Unoccupancy refers to a property that has been unoccupied for a specified continuous number of days.

It is a term mostly used by insurance companies when monitoring real estate policies that provide coverage for different types of insurable risk on property.

When a house for example, suffers from unoccupancy, insurers would deem that the risk of suffering losses increases exponentially.

This is because it would be susceptible to perils such as vandals, squatters, and people of mischief.

Therefore they often include unoccupancy clauses into insurance policies that give them the right to suspend, or even terminate insurance contracts should a property be left vacant without legitimate residents for an extended period of time.

There are no standard number of days unoccupied that insurers use as a barometer of unoccupancy. It can vary from insurer to insurer.

However, unoccupany is generally observed to be continuous vacancies of between 30 to 60 days.

If a policy states that a house would be categorized as unoccupied after a vacancy of 30 days, then it would have an unoccupany status from the 31st day of vacancy,

If a house that has fire insurance catches fire and is totally condemned, an insurer might refuse to pay the claims should it be found that unoccupany exist.

If there are residents in the house, the chances of arson is lower. Even in the event of fire, the presence of occupants could possibly put out the fire. Limiting losses incurred and prevent total loss.

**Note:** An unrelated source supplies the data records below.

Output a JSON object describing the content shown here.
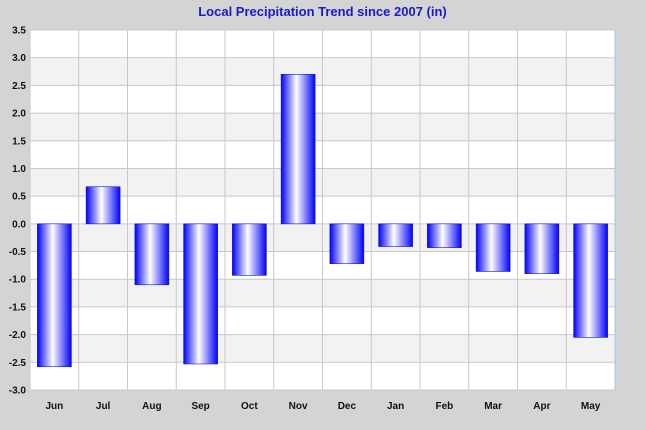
{
  "chart_data": {
    "type": "bar",
    "title": "Local Precipitation Trend since 2007 (in)",
    "xlabel": "",
    "ylabel": "",
    "categories": [
      "Jun",
      "Jul",
      "Aug",
      "Sep",
      "Oct",
      "Nov",
      "Dec",
      "Jan",
      "Feb",
      "Mar",
      "Apr",
      "May"
    ],
    "values": [
      -2.58,
      0.67,
      -1.1,
      -2.53,
      -0.93,
      2.7,
      -0.72,
      -0.41,
      -0.43,
      -0.86,
      -0.9,
      -2.05
    ],
    "ylim": [
      -3.0,
      3.5
    ],
    "yticks": [
      "3.5",
      "3.0",
      "2.5",
      "2.0",
      "1.5",
      "1.0",
      "0.5",
      "0.0",
      "-0.5",
      "-1.0",
      "-1.5",
      "-2.0",
      "-2.5",
      "-3.0"
    ],
    "grid": true,
    "colors": {
      "background": "#d4d4d4",
      "plot_band_a": "#ffffff",
      "plot_band_b": "#f2f2f2",
      "grid": "#c8c8c8",
      "bar_edge": "#0000ff",
      "bar_center": "#ffffff",
      "title": "#1a1ac8"
    }
  }
}
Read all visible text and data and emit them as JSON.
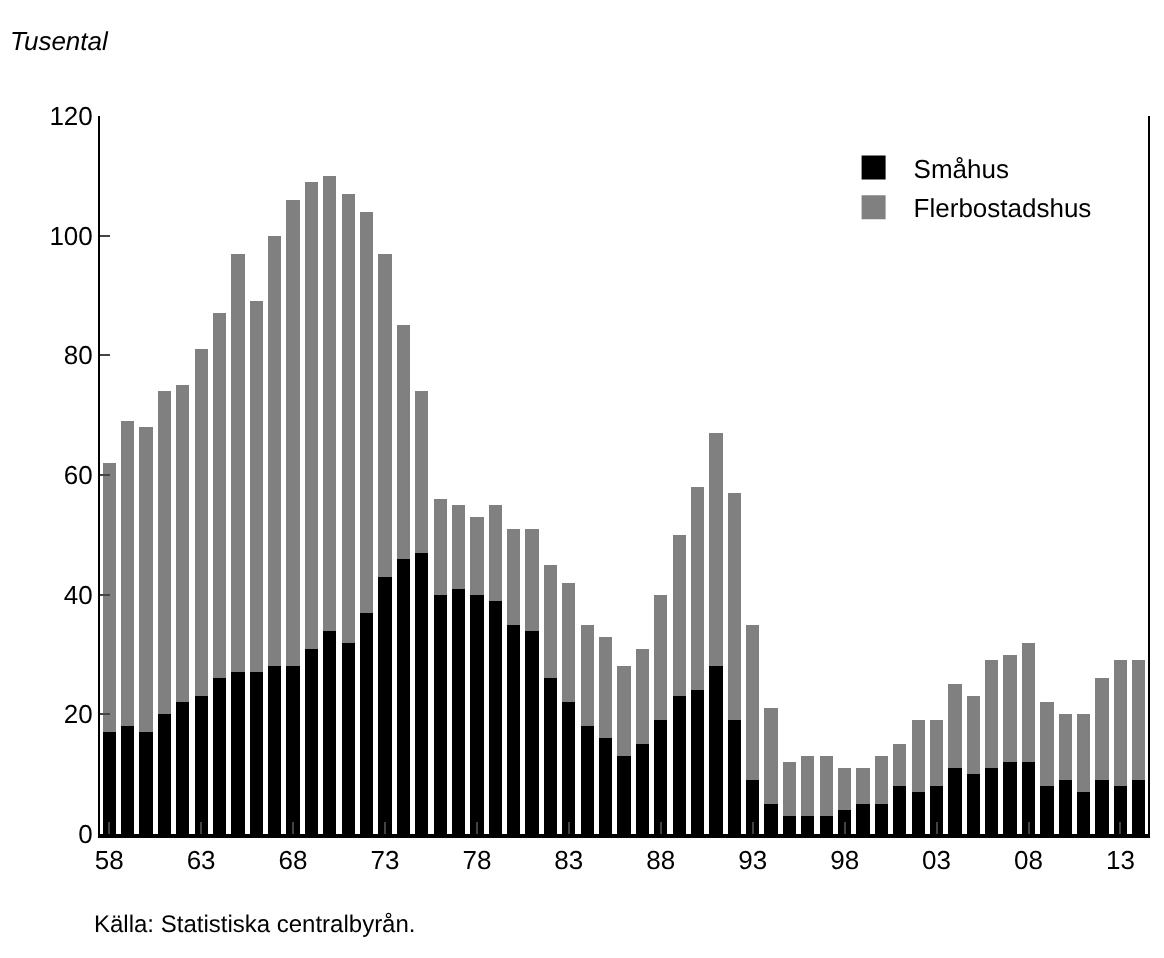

And a house that looks deserted would sure appear like an easy target for burglars on the lookout for their next pay day.

The wordings of such terms should be stated in the policy contract.

Most home owners would not face this problem as the property would be used as their permanent home residence.

It would be odd indeed for an address to be a family’s place of residence, but no one is home for more than 60 days. Even an extended holiday would seldom exceed 20 days.

A unique situation might still arise if the household moves to a new house but have yet to sell the existing one.

This can possibly be due to an asking price that is too high or that it is a house in a location that simply has too little demand for.

It’s still not a common occurrence though.

However, landlords have to be careful as there is always a possibility that tenants have moved out of the rental property without informing the landlord due to bad relationships between them.

While a landlord might catch wind of it should a month’s rental be missing, sometimes tenants can pay for months in advance. Leaving landlords with prepaid rent.

So in this off situation, there is a chance that the property might be unoccupied without the landlord knowing about it.

The funny thing with insurance is that there are always going to be exclusions with every type of policy. And insurers would then sell policy to specifically cover these exclusions separately.

This is why there are actually special insurance policies that provide coverage for losses incurred on vacant or unoccupied property.